A great book about body language by Turid Rugaas everyone should have: On talking terms with dogs: Calming Signals


----------



## Burns0716 (Feb 4, 2010)

So glad you posted this! I noticed our 8 month old is also a TAD skiddish, especially when my 2 year old screams (and she is LOUD) Or if he rounds a corner and doesnt realize you're there. Good thing I've been ignoring it and not making a big deal out of this.. we just make play out of it and keep carrying on what we're doing. He normally comes right back around...of course part of ours is just because hes only been in his new home for 3 days.. 

I'm going to check out those links as well! Thanks!


----------



## RocketDog (Sep 25, 2011)

Lucy Dog said:


> Here's a good read on all the developmental stages that dogs go through. Yours is probably just in her second fear stage.
> 
> Developmental Stages


I was searching threads about confidence building and this came up....this is the training school Rocket and I go to.  Diamonds in the Ruff. LOL Just thought is was interesting.

I did not really find what I was looking for though, so---my question really is, Rocket just turned 5 months this week. He's started a single bark (or two) if someone knocks at the door or makes a sound like that. Is this a fear thing? Is it normal in the sense he's just alerting? Or is this an indication of a fear period or something? Suggestions on how to handle it? He also has started barking excitedly at the next door horses, (that he's met and sniffed EVERY DAY since we got him) and our one cat that hisses and swipes at him when he sniffs.


----------



## MaggieRoseLee (Aug 17, 2001)

If he just barks but then goes to the door happy to greet, then I'd say he's just learning to tell you there's someone at the door.

If he does the barking and then his entire attitude is weird (aggressive/fearful?) anything but normal 'hey, look, there's someone interesting at the door' then just work him thru it. Keeping treats at the door so the person can immediately have your pup 'sit/reward' usually helps. 

Good luck.


----------



## martemchik (Nov 23, 2010)

I don't think the 10 month old was filled out. If he was a long or stocky coat then he just looks like he's bigger and wider, under all that coat is a small skinny little shepherd. Your girl definately has her adult coat, as soon as you felt it get corse it was her adult coat and not that fluffy puppy coat we all love.

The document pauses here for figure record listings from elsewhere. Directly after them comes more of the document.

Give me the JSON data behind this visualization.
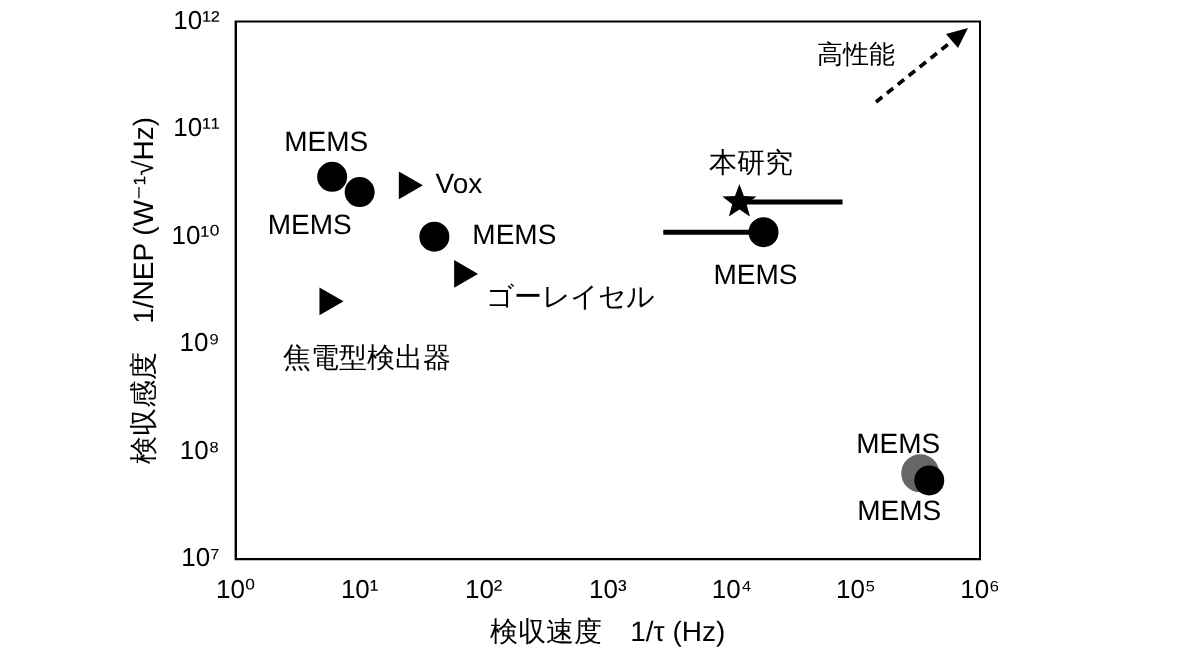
{
  "chart_data": {
    "type": "scatter",
    "xlabel": "検収速度　1/τ (Hz)",
    "ylabel": "検収感度　1/NEP (W⁻¹√Hz)",
    "log": "xy",
    "grid": false,
    "legend": false,
    "xlim": [
      1,
      1000000
    ],
    "xticks": [
      {
        "value": 1,
        "label": "10⁰"
      },
      {
        "value": 10,
        "label": "10¹"
      },
      {
        "value": 100,
        "label": "10²"
      },
      {
        "value": 1000,
        "label": "10³"
      },
      {
        "value": 10000,
        "label": "10⁴"
      },
      {
        "value": 100000,
        "label": "10⁵"
      },
      {
        "value": 1000000,
        "label": "10⁶"
      }
    ],
    "ylim": [
      10000000,
      1000000000000
    ],
    "yticks": [
      {
        "value": 10000000,
        "label": "10⁷"
      },
      {
        "value": 100000000,
        "label": "10⁸"
      },
      {
        "value": 1000000000,
        "label": "10⁹"
      },
      {
        "value": 10000000000,
        "label": "10¹⁰"
      },
      {
        "value": 100000000000,
        "label": "10¹¹"
      },
      {
        "value": 1000000000000,
        "label": "10¹²"
      }
    ],
    "series": [
      {
        "color": "#000000",
        "marker": "circle",
        "x": [
          6,
          10,
          40,
          18000,
          390000
        ],
        "values": [
          36000000000,
          26000000000,
          10000000000,
          11000000000,
          54000000
        ],
        "xerrors": [
          null,
          null,
          null,
          [
            2800,
            18000
          ],
          null
        ]
      },
      {
        "color": "#666666",
        "marker": "circle",
        "x": [
          330000
        ],
        "values": [
          63000000
        ]
      },
      {
        "color": "#000000",
        "marker": "triangle",
        "x": [
          24,
          67,
          5.5
        ],
        "values": [
          30000000000,
          4500000000,
          2500000000
        ]
      },
      {
        "color": "#000000",
        "marker": "star",
        "x": [
          11500
        ],
        "values": [
          21000000000
        ],
        "xerrors": [
          [
            11500,
            78000
          ]
        ]
      }
    ],
    "annotations": [
      {
        "text": "MEMS",
        "x": 6,
        "y": 36000000000
      },
      {
        "text": "MEMS",
        "x": 10,
        "y": 26000000000
      },
      {
        "text": "Vox",
        "x": 24,
        "y": 30000000000
      },
      {
        "text": "MEMS",
        "x": 40,
        "y": 10000000000
      },
      {
        "text": "ゴーレイセル",
        "x": 67,
        "y": 4500000000
      },
      {
        "text": "焦電型検出器",
        "x": 5.5,
        "y": 2500000000
      },
      {
        "text": "本研究",
        "x": 11500,
        "y": 21000000000
      },
      {
        "text": "MEMS",
        "x": 18000,
        "y": 11000000000
      },
      {
        "text": "MEMS",
        "x": 330000,
        "y": 63000000
      },
      {
        "text": "MEMS",
        "x": 390000,
        "y": 54000000
      },
      "高性能"
    ]
  }
}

I had a very short fear period with Rooney. It was maybe about 2 days long and I just pushed him through it, I wasn't about to take these new fears over things he didn't notice a week ago. Just work with her on obedience and make her come over to the things she's "scared" of and offer a reward when she does. Distracting with treats until they realize that they have overcome the fear also works.


----------



## RocketDog (Sep 25, 2011)

MaggieRoseLee said:


> If he just barks but then goes to the door happy to greet, then I'd say he's just learning to tell you there's someone at the door.
> 
> If he does the barking and then his entire attitude is weird (aggressive/fearful?) anything but normal 'hey, look, there's someone interesting at the door' then just work him thru it. Keeping treats at the door so the person can immediately have your pup 'sit/reward' usually helps.
> 
> Good luck.


Oh good...yes, he usually sleeps by the front door (tile and colder) and everyone comes in the garage. As soon as he sees someone, he starts to approach in a friendly way and receives pets.


----------